Sometimes, our customers want to buy a team for a set period of time (maybe to add to an existing development team to work faster through an existing backlog of work). In this case, we identify the team structure including roles and hours/week from each role. We multiply that by an hourly rate and calendar time, and we’re able to come up with a total cost for the engagement.
There are times when a client really wants to work with us, but they only have a certain amount of budget to spend. This can happen for customers whose projects have moved from a capital to an operational expenditure, where we work with them year-over-year to enhance software that was previously built.

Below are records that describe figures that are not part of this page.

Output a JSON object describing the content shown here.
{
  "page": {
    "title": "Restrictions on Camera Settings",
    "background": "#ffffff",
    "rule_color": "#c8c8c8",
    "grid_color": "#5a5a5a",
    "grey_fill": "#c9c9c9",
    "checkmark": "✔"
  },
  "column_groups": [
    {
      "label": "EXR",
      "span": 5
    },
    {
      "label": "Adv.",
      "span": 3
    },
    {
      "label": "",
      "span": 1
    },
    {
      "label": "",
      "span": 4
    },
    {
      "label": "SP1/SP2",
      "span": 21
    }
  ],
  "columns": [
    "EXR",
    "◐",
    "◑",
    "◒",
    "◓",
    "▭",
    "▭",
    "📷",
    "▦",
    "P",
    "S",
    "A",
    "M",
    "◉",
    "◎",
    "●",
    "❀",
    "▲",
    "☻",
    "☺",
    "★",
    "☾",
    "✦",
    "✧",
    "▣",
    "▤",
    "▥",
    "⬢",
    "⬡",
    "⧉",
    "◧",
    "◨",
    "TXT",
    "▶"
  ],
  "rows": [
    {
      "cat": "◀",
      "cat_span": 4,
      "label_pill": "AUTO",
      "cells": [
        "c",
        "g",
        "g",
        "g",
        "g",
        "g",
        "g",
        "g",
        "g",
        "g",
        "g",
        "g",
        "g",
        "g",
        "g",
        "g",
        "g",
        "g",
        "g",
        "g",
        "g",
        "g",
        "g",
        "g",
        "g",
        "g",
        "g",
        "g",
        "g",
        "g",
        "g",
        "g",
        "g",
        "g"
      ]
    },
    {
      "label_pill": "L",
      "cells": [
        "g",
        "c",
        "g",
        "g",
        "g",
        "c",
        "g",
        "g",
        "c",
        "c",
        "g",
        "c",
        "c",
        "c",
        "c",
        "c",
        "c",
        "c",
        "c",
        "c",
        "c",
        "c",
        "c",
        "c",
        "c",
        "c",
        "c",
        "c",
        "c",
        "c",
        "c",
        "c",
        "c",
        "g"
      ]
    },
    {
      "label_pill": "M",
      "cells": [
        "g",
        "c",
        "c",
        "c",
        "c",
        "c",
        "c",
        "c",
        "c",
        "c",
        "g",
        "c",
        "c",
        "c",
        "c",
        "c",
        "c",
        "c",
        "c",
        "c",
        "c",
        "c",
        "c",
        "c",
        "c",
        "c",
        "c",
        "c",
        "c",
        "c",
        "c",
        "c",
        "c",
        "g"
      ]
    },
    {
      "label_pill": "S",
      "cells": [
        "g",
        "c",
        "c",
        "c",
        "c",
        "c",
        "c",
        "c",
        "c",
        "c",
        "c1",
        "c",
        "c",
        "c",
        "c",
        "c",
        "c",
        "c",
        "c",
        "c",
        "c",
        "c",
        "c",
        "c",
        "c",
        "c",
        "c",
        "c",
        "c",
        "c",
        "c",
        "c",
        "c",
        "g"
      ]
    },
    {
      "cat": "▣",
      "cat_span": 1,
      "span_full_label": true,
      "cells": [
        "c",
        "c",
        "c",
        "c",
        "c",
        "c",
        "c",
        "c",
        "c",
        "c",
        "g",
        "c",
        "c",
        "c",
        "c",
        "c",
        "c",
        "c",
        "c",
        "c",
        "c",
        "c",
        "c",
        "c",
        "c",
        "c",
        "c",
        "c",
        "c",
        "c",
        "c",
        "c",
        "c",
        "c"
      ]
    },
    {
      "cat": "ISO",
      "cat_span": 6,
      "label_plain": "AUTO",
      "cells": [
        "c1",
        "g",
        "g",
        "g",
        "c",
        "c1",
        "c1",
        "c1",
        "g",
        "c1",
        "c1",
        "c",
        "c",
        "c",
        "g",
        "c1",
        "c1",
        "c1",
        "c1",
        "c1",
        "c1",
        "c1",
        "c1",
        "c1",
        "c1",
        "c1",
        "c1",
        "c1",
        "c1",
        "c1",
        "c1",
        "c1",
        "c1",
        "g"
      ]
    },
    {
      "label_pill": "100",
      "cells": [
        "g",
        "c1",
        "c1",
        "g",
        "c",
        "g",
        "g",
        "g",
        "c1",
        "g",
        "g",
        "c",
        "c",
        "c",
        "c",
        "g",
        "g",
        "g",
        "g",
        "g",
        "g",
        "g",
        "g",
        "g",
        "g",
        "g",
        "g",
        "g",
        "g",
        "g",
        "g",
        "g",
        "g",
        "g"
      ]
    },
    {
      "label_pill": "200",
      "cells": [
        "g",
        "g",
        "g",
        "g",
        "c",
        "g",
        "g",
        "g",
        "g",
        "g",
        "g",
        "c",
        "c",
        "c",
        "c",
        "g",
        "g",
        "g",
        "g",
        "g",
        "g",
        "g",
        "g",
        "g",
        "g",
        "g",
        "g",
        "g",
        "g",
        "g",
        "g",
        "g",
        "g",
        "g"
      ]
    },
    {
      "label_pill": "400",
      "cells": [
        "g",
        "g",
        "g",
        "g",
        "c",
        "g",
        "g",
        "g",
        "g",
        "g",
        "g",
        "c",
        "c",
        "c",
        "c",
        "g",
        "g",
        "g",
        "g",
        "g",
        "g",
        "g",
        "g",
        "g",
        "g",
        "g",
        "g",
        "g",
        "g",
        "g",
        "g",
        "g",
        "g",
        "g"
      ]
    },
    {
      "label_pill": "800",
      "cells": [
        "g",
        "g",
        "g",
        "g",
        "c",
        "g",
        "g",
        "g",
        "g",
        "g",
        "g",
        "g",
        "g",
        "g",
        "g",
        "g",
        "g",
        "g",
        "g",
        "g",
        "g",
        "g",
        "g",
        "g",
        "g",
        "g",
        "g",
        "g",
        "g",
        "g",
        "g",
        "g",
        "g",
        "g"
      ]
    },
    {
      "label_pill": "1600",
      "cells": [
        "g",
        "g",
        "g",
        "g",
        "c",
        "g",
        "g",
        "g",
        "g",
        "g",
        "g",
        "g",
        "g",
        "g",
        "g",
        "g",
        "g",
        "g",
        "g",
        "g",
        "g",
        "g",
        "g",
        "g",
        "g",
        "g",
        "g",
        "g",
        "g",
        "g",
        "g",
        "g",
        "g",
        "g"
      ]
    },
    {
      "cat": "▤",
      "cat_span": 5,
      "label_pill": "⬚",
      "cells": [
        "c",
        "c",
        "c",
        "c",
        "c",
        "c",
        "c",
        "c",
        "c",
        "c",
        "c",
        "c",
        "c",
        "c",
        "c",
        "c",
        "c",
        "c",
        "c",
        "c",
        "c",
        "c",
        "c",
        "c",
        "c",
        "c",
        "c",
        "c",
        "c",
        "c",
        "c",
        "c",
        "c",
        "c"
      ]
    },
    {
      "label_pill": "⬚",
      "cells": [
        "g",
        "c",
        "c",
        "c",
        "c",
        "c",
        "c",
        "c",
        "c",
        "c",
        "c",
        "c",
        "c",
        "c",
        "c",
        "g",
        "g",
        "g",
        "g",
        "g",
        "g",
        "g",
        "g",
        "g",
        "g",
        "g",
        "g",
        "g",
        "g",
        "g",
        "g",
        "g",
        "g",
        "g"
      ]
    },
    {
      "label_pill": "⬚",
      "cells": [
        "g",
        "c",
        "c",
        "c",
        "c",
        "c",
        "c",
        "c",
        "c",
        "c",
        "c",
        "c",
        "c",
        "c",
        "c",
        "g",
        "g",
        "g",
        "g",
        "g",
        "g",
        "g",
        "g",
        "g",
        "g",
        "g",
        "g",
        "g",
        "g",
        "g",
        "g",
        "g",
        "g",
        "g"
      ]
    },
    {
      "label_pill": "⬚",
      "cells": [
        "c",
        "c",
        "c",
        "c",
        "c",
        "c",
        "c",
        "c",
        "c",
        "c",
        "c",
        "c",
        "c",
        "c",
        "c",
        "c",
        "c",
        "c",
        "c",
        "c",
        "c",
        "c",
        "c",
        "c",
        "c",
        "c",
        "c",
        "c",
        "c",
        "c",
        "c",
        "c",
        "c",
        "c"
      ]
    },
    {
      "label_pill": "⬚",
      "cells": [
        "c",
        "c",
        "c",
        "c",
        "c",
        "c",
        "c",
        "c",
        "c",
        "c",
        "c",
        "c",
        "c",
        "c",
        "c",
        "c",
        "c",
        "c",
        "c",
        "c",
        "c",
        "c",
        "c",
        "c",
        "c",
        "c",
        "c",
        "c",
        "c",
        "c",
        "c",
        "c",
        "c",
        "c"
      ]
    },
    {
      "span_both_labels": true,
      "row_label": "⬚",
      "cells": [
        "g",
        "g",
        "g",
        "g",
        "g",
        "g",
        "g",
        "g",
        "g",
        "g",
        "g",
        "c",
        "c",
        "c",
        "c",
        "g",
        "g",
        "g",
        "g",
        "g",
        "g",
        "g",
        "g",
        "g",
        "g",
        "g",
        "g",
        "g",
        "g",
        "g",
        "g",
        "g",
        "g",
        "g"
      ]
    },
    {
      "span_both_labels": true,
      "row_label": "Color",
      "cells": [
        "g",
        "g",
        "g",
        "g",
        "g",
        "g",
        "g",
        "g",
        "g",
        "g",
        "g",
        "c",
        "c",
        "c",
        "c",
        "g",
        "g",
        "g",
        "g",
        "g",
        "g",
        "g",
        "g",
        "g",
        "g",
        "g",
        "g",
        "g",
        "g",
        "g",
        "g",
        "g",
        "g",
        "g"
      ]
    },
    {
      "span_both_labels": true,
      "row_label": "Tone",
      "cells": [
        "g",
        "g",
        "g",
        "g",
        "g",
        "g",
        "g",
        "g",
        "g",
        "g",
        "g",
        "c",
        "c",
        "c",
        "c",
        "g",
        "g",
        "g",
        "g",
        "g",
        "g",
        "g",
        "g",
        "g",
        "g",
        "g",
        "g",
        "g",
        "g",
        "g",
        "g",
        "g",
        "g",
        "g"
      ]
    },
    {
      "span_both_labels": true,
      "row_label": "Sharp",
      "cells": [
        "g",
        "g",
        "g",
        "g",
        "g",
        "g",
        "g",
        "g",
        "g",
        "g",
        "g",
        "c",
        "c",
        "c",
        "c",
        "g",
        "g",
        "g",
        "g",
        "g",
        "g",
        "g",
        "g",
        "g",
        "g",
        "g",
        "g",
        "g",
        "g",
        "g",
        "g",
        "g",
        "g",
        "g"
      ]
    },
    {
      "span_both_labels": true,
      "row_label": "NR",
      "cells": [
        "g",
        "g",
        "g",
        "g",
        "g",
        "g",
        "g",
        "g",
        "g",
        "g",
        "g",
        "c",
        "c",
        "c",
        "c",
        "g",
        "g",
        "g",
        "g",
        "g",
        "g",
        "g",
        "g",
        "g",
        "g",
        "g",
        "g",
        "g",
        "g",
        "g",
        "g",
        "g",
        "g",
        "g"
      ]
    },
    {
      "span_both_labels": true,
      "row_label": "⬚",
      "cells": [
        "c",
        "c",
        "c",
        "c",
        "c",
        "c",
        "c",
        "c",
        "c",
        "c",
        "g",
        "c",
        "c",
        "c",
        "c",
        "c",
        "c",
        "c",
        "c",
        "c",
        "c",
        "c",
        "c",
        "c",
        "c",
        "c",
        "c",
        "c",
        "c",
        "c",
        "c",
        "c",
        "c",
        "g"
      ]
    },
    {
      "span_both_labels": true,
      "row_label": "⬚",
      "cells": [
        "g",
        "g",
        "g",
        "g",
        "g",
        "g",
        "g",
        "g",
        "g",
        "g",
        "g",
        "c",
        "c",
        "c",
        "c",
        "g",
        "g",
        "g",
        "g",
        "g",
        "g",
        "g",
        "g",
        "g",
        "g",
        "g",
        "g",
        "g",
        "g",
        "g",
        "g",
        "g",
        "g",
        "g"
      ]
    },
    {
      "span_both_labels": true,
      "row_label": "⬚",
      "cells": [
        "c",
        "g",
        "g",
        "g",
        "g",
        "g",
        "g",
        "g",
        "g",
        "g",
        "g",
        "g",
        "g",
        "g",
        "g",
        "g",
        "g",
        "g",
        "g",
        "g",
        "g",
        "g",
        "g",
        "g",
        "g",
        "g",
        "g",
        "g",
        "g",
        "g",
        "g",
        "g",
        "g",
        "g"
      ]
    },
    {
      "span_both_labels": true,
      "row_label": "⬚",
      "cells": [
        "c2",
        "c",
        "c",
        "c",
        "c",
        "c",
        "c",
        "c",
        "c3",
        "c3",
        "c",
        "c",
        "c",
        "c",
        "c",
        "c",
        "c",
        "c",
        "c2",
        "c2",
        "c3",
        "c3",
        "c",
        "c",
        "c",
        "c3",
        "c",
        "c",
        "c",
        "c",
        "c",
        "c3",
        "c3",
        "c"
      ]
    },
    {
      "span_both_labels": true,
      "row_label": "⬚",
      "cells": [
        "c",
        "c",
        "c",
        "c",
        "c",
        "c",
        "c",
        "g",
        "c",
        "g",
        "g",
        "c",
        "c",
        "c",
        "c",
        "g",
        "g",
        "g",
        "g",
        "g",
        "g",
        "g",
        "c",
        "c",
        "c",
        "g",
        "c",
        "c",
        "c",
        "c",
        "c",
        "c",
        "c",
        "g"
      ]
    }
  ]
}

It can also happen for new customers with a very constrained budget (for example, $150,000 is generally an absolute, bare-bones, minimum amount for a working, production, B2B or B2C web app) who really want to work with us and are willing to make some initial compromises in order to get a project up and running. In this case, we use the budget as a constraint and do additional homework to validate (for example, a bottom-up analysis). As long as there’s not a completely unfeasible gap between goals and reality, we work carefully and creatively with the customer to structure the engagement deliverable targets and the team’s priorities so that we can meet the client’s goals.
At Atomic, we view budgeting as an art and a science. We do our best to work cleverly and collaboratively with our customers to correctly capitalize on each project. We’re not out to lowball you, and we’re not out to get the biggest budget possible. In fact, we embrace reasonable constraints because they drive innovation. We’re all about our clients’ success, and that starts even before a contract is signed.